With your process model, you will likely stop defining it when you get to the lowest level of workflows definition – these are the working instructions or standard operating procedures used to run the tools, which show your security technicians and analysts how to do things using the tools they have at their disposal. Now you need to build your SOC toolset.

Building your SIEM and developing Workflows

SIEM technology can have a variety of deployment models, first you need to decide whether you want to run the technology onsite or in the cloud.
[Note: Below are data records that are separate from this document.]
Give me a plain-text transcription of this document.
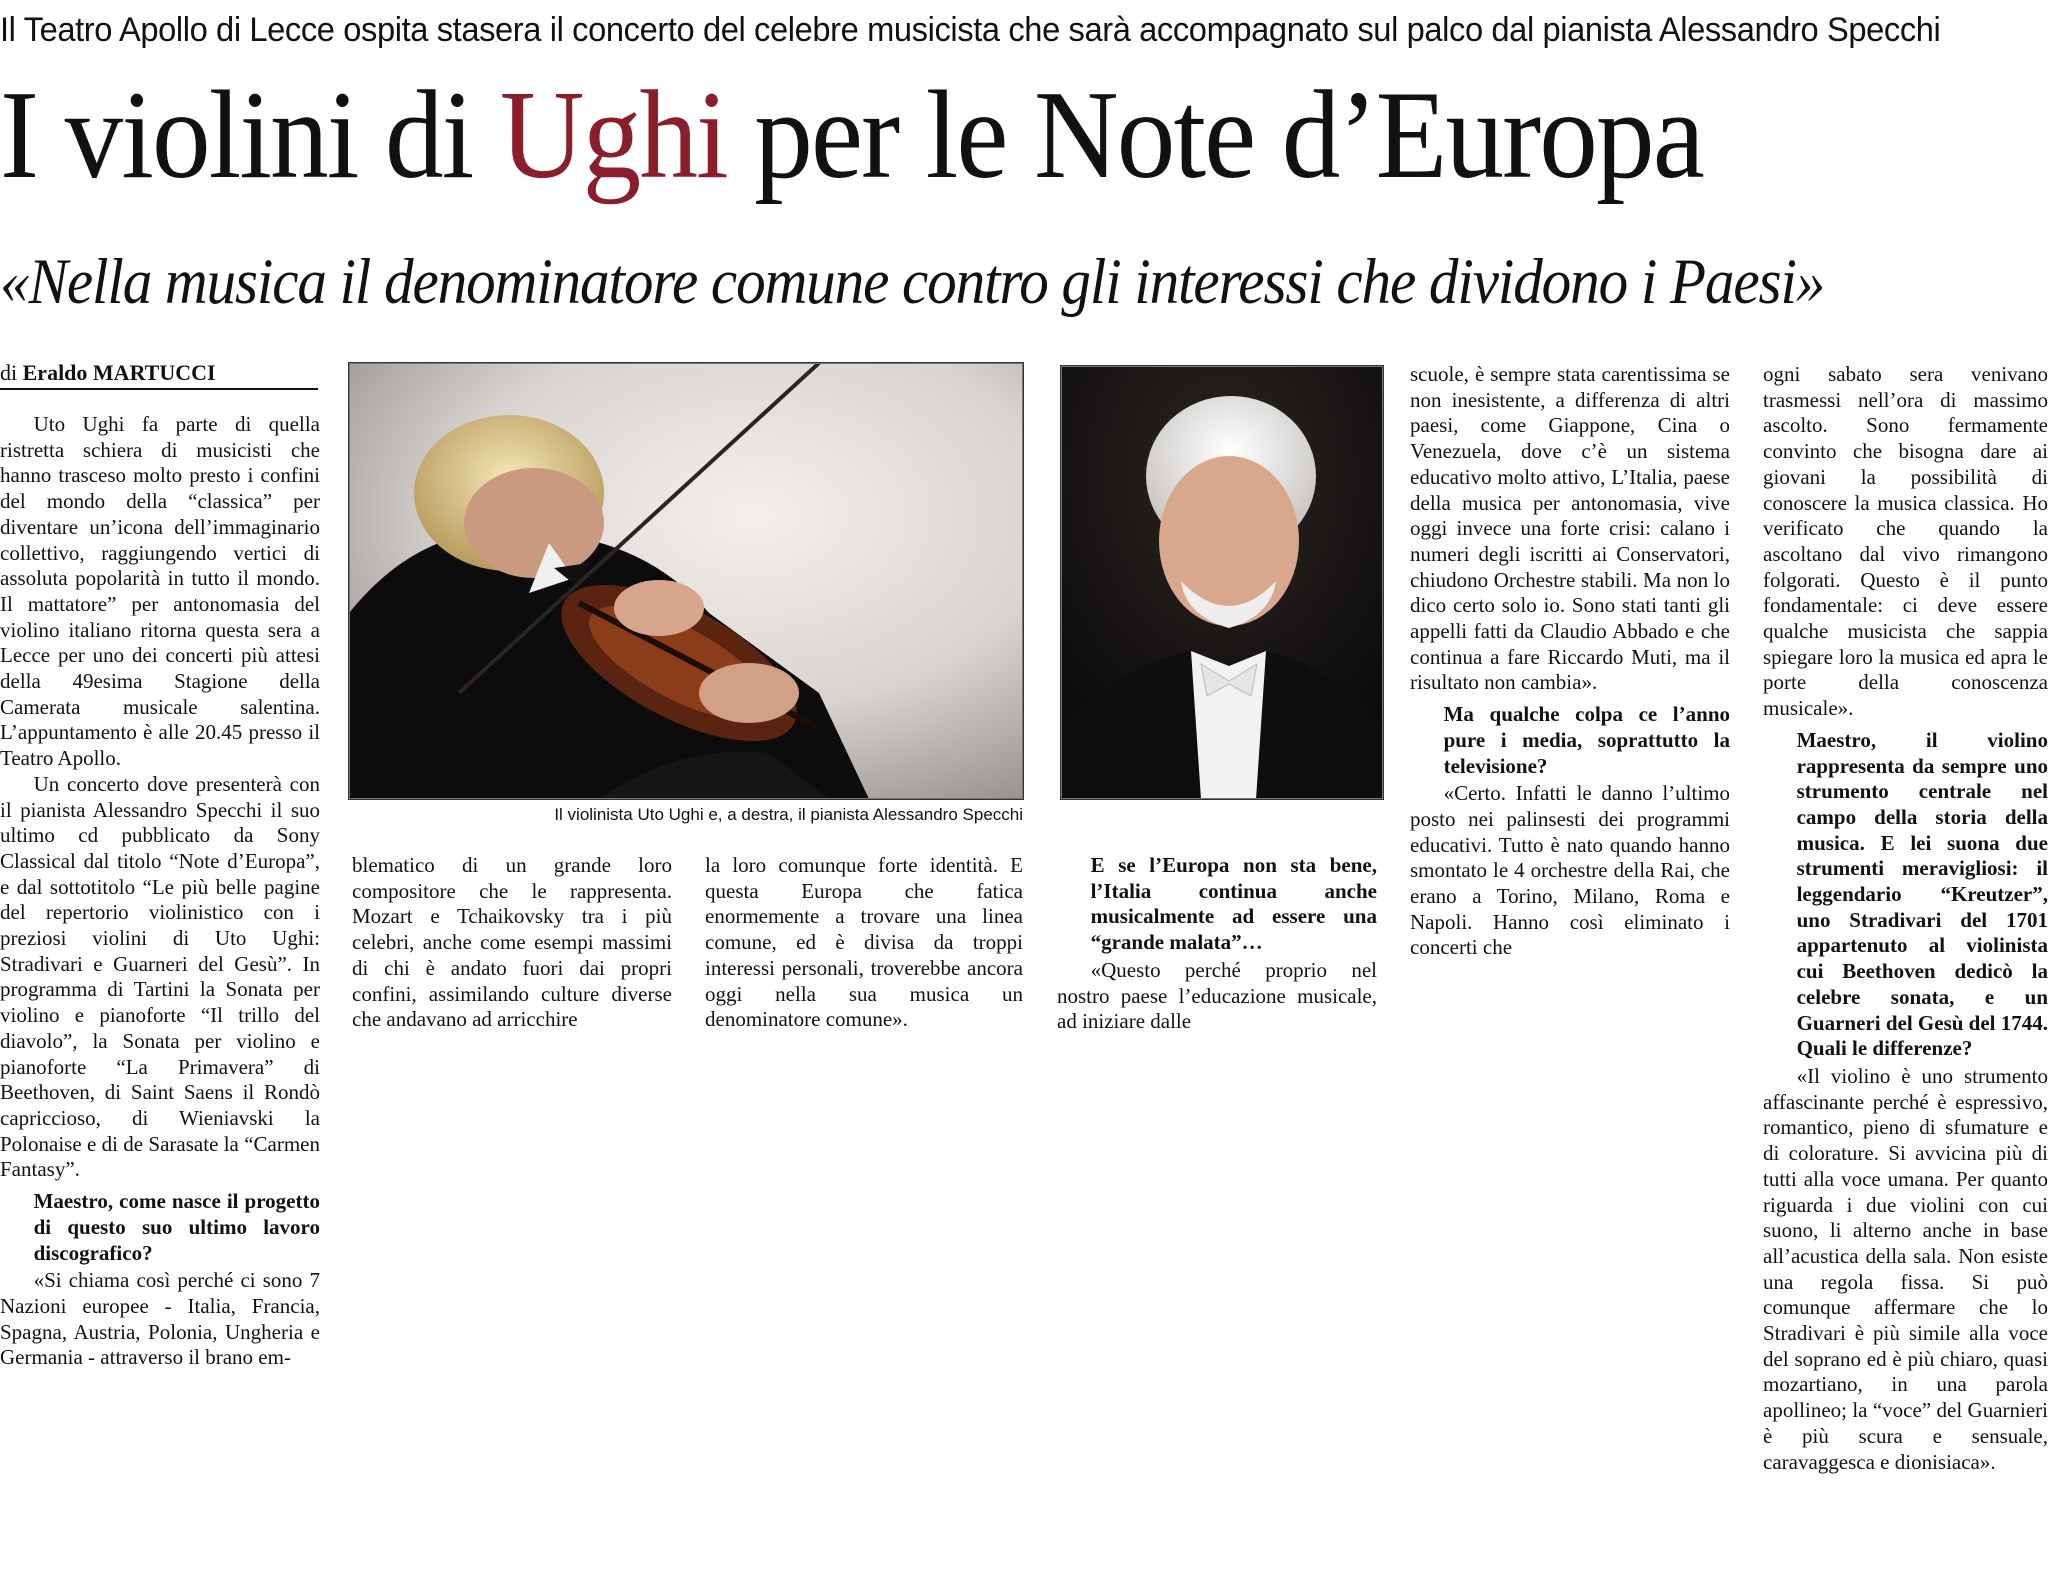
Il Teatro Apollo di Lecce ospita stasera il concerto del celebre musicista che sarà accompagnato sul palco dal pianista Alessandro Specchi
I violini di Ughi per le Note d’Europa
«Nella musica il denominatore comune contro gli interessi che dividono i Paesi»
di Eraldo MARTUCCI

Uto Ughi fa parte di quella ristretta schiera di musicisti che hanno trasceso molto presto i confini del mondo della “classica” per diventare un’icona dell’immaginario collettivo, raggiungendo vertici di assoluta popolarità in tutto il mondo. Il mattatore” per antonomasia del violino italiano ritorna questa sera a Lecce per uno dei concerti più attesi della 49esima Stagione della Camerata musicale salentina. L’appuntamento è alle 20.45 presso il Teatro Apollo.

Un concerto dove presenterà con il pianista Alessandro Specchi il suo ultimo cd pubblicato da Sony Classical dal titolo “Note d’Europa”, e dal sottotitolo “Le più belle pagine del repertorio violinistico con i preziosi violini di Uto Ughi: Stradivari e Guarneri del Gesù”. In programma di Tartini la Sonata per violino e pianoforte “Il trillo del diavolo”, la Sonata per violino e pianoforte “La Primavera” di Beethoven, di Saint Saens il Rondò capriccioso, di Wieniavski la Polonaise e di de Sarasate la “Carmen Fantasy”.

Maestro, come nasce il progetto di questo suo ultimo lavoro discografico?

«Si chiama così perché ci sono 7 Nazioni europee - Italia, Francia, Spagna, Austria, Polonia, Ungheria e Germania - attraverso il brano em-

Il violinista Uto Ughi e, a destra, il pianista Alessandro Specchi

blematico di un grande loro compositore che le rappresenta. Mozart e Tchaikovsky tra i più celebri, anche come esempi massimi di chi è andato fuori dai propri confini, assimilando culture diverse che andavano ad arricchire

la loro comunque forte identità. E questa Europa che fatica enormemente a trovare una linea comune, ed è divisa da troppi interessi personali, troverebbe ancora oggi nella sua musica un denominatore comune».

E se l’Europa non sta bene, l’Italia continua anche musicalmente ad essere una “grande malata”…

«Questo perché proprio nel nostro paese l’educazione musicale, ad iniziare dalle

scuole, è sempre stata carentissima se non inesistente, a differenza di altri paesi, come Giappone, Cina o Venezuela, dove c’è un sistema educativo molto attivo, L’Italia, paese della musica per antonomasia, vive oggi invece una forte crisi: calano i numeri degli iscritti ai Conservatori, chiudono Orchestre stabili. Ma non lo dico certo solo io. Sono stati tanti gli appelli fatti da Claudio Abbado e che continua a fare Riccardo Muti, ma il risultato non cambia».

Ma qualche colpa ce l’anno pure i media, soprattutto la televisione?

«Certo. Infatti le danno l’ultimo posto nei palinsesti dei programmi educativi. Tutto è nato quando hanno smontato le 4 orchestre della Rai, che erano a Torino, Milano, Roma e Napoli. Hanno così eliminato i concerti che

ogni sabato sera venivano trasmessi nell’ora di massimo ascolto. Sono fermamente convinto che bisogna dare ai giovani la possibilità di conoscere la musica classica. Ho verificato che quando la ascoltano dal vivo rimangono folgorati. Questo è il punto fondamentale: ci deve essere qualche musicista che sappia spiegare loro la musica ed apra le porte della conoscenza musicale».

Maestro, il violino rappresenta da sempre uno strumento centrale nel campo della storia della musica. E lei suona due strumenti meravigliosi: il leggendario “Kreutzer”, uno Stradivari del 1701 appartenuto al violinista cui Beethoven dedicò la celebre sonata, e un Guarneri del Gesù del 1744. Quali le differenze?

«Il violino è uno strumento affascinante perché è espressivo, romantico, pieno di sfumature e di colorature. Si avvicina più di tutti alla voce umana. Per quanto riguarda i due violini con cui suono, li alterno anche in base all’acustica della sala. Non esiste una regola fissa. Si può comunque affermare che lo Stradivari è più simile alla voce del soprano ed è più chiaro, quasi mozartiano, in una parola apollineo; la “voce” del Guarnieri è più scura e sensuale, caravaggesca e dionisiaca».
A future article will look at these deployment models in more detail, but for now we’ll consider the simplest option, where we deploy it in the cloud and all the storage and operating system integration is all done for you by your SIEM provider.

Now comes the fun part. All the processes you defined in the previous step need to be translated into the technology implementation, so the analysts using the SIEM have repeatable steps they can walk through when undertaking their duties; these are often referred to as workflows by the security industry.

Continuing the story with incident response, within the SIEM you can define the procedures the analyst uses to identify threats, how they open a service ticket to track the job, how they report the incident to the customer and how they continue to track the incident as it progresses.

The most important thing to remember here is that you should be as thorough as possible when defining your workflows, since you need your analysts to undertake the same activities consistently, no matter how much pressure they are under.

Now you are ready to go live.

Launching your service

It’s now time to launch your service.

Managed Security Services Launch

Integration of the service into the customer environment is relatively straightforward, all they need is to establish the connection between their network and your SIEM tool and ensure security events are flowing. Once that happens, your analysts will start to see things happening in the console. If you have a SIEM with lots of out-of-the-box rules and correlations preinstalled, they provide the perfect place to start from with regards to running the tool, since the job of your analysts, now the SIEM is running and ingesting events, is to program rules to detect attacks.

Tuning your Security Monitoring

As attacks are always evolving, it’s a continual job of getting threat intelligence from reputable sources and using that to construct new rules that work in your customers’ environments. Threat categories, such as insider attacks, require knowledge of how the customer environment works, so these are the kinds of threats your analysts will develop over time, using baseline activity models (what normal looks like) to determine when someone looks abnormal, which could be indicative of a breach.

next generation SIEM technology for a modern SOC

Should you be using a next-generation SIEM that has built-in Behavioural Anomaly Detection (BAD) it will start to baseline traffic and event patterns as soon as it is connected to the customer environment.

Building on your Security Service experience

Providing security services is a rich and rewarding addition to your managed services portfolio, services that are very much in demand.

Once you have established yourself as an MSSP and set up your SOC, you can further develop your pedigree and add on additional services such as consulting and training when you are ready. You don’t need to do everything all at once.  As long as you can provide the fundamental threat detection and response services we’ve outlined above you’ll be in demand.